Berdasarkan konsumsi daging perkapita yang hanya 1kg berarti konsumsi daging sapi sangat rendah, padahal menurut Hardinge & Shryock (2003) kebutuhan protein hewani pada pria dewasa sebanyak 56 gram per hari sedang untuk wanita sebesar 44 gram, rerata kebutuhan protein perhari adalah 50 gram jumlah ini juga yang dianjurkan oleh World Health Organisation (WHO). Terlihat bahwa bangsa Indonesia masih jauh tertinggal dalam pemenuhan kebutuhan protein hewani.
  • Permasalahan Dalam Industri Pembibitan Sapi Potong di Indonesia
Hadi dan Ilham (2002) menyatakan terdapat beberapa permasalahan dalam industri perbibitan sapi potong, yaitu: 1) angka service per conception (S/C) cukup tinggi, mencapai 2,60, karena terbatasnya fasilitas pelayanan inseminasi buatan (IB), baik ketersediaan semen beku, tenaga inseminator maupun masalah transportasi, 2) calving interval terlalu panjang, dan 3) tingkat mortalitas pedet prasapih tinggi, ada yang mencapai 50%. Oleh karena itu, usaha pembibitan harus diiringi dengan upaya menekan biaya pakan. Salah satu upaya untuk menekan biaya pakan adalah dengan memanfaatkan limbah kebun dan pabrik sebagai sumber pakan melalui pemeliharaan sapi secara terintegrasi pada kawasan perkebunan atau areal tanaman pangan.

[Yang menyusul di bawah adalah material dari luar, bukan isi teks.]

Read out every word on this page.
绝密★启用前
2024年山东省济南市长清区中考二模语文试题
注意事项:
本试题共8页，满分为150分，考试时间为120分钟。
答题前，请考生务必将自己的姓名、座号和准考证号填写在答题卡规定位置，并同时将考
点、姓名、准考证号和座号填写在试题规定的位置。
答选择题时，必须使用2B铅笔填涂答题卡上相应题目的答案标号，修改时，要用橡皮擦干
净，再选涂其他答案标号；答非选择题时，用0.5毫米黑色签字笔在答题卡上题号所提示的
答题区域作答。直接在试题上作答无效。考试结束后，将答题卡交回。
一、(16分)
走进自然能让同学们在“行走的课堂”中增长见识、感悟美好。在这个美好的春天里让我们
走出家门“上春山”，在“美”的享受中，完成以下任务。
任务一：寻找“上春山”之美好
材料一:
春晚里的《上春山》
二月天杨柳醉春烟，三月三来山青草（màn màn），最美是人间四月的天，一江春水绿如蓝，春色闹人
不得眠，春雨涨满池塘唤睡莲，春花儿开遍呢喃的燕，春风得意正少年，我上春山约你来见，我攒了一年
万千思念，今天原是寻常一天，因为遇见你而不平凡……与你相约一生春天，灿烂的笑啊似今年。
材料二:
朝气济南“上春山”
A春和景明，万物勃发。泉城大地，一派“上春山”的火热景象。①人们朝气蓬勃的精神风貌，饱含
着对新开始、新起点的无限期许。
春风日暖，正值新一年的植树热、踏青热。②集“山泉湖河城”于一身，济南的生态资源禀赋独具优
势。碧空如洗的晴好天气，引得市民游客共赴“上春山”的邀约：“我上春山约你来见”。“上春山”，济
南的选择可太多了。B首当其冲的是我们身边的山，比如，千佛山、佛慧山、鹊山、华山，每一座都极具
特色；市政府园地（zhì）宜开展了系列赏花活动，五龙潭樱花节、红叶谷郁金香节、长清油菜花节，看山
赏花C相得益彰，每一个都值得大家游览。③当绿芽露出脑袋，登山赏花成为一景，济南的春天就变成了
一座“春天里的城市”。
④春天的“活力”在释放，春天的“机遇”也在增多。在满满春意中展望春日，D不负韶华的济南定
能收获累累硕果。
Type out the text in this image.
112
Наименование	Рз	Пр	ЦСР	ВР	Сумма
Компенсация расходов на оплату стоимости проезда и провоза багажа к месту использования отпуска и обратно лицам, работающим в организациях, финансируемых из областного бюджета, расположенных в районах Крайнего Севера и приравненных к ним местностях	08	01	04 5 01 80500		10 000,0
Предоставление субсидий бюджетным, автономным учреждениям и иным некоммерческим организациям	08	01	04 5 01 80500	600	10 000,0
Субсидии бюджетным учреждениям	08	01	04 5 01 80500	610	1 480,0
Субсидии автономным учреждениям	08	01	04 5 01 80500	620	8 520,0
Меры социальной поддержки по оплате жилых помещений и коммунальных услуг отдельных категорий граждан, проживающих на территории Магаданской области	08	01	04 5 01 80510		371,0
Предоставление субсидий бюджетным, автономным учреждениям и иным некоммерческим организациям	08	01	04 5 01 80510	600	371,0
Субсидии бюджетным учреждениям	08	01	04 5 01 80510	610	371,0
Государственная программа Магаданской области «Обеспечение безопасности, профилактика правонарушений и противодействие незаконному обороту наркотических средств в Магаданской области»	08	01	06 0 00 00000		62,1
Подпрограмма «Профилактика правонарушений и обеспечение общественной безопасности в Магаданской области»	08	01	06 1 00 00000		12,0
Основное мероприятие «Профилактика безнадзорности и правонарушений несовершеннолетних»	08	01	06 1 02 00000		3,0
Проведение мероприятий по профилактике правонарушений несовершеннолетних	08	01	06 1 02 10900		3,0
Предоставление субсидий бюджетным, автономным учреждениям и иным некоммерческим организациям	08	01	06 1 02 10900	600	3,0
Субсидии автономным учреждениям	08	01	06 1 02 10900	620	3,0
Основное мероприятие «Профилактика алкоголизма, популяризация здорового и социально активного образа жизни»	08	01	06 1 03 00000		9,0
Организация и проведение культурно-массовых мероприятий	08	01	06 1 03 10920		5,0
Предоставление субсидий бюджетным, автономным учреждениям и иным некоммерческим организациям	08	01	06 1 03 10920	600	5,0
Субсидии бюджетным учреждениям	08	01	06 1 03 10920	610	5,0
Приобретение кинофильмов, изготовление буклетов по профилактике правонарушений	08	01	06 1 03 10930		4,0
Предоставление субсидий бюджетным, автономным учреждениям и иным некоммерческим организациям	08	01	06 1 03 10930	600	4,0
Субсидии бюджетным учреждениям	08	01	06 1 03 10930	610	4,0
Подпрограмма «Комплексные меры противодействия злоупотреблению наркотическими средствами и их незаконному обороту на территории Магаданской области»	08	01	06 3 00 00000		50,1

Selain itu pengamanan pangan daging sapi di Indonesia pun belum ketat, sehingga mutlak perlu dilakukan pengawasan untuk menjamin masyarakat sebagai konsumen mendapatkan daging yang aman untuk dikonsumsi. Masalah keamanan pangan daging sapi ini kondisinya terus berkembang, bersifat dinamis seiring dengan berkembangnya peradaban manusia yang meliputi aspek sosial budaya, kesehatan, kemajuan Iptek yang terkait dengan kehidupan manusia. Sebagai bahan pangan, daging memeiliki potensi bahaya yaitu biologi, kimia, dan fisik. Bahaya biologi dapat disebabkan oleh bakteri, parasit, virus, fungi; bahaya kimia dapat ditimbulkan adanya cemaran residu antibiotik, hormon, pestisida, zat pengawet/bahan aditif lainnya, dan bahaya fisik seperti tulang, logam, kayu, plastik, dan lain-lainnya. Bahaya-bahaya tersebut dapat terjadi pada daging sapi selama proses penyediaannya dan dapat mengganggu merugikan dan membahayakan kesehatan manusia.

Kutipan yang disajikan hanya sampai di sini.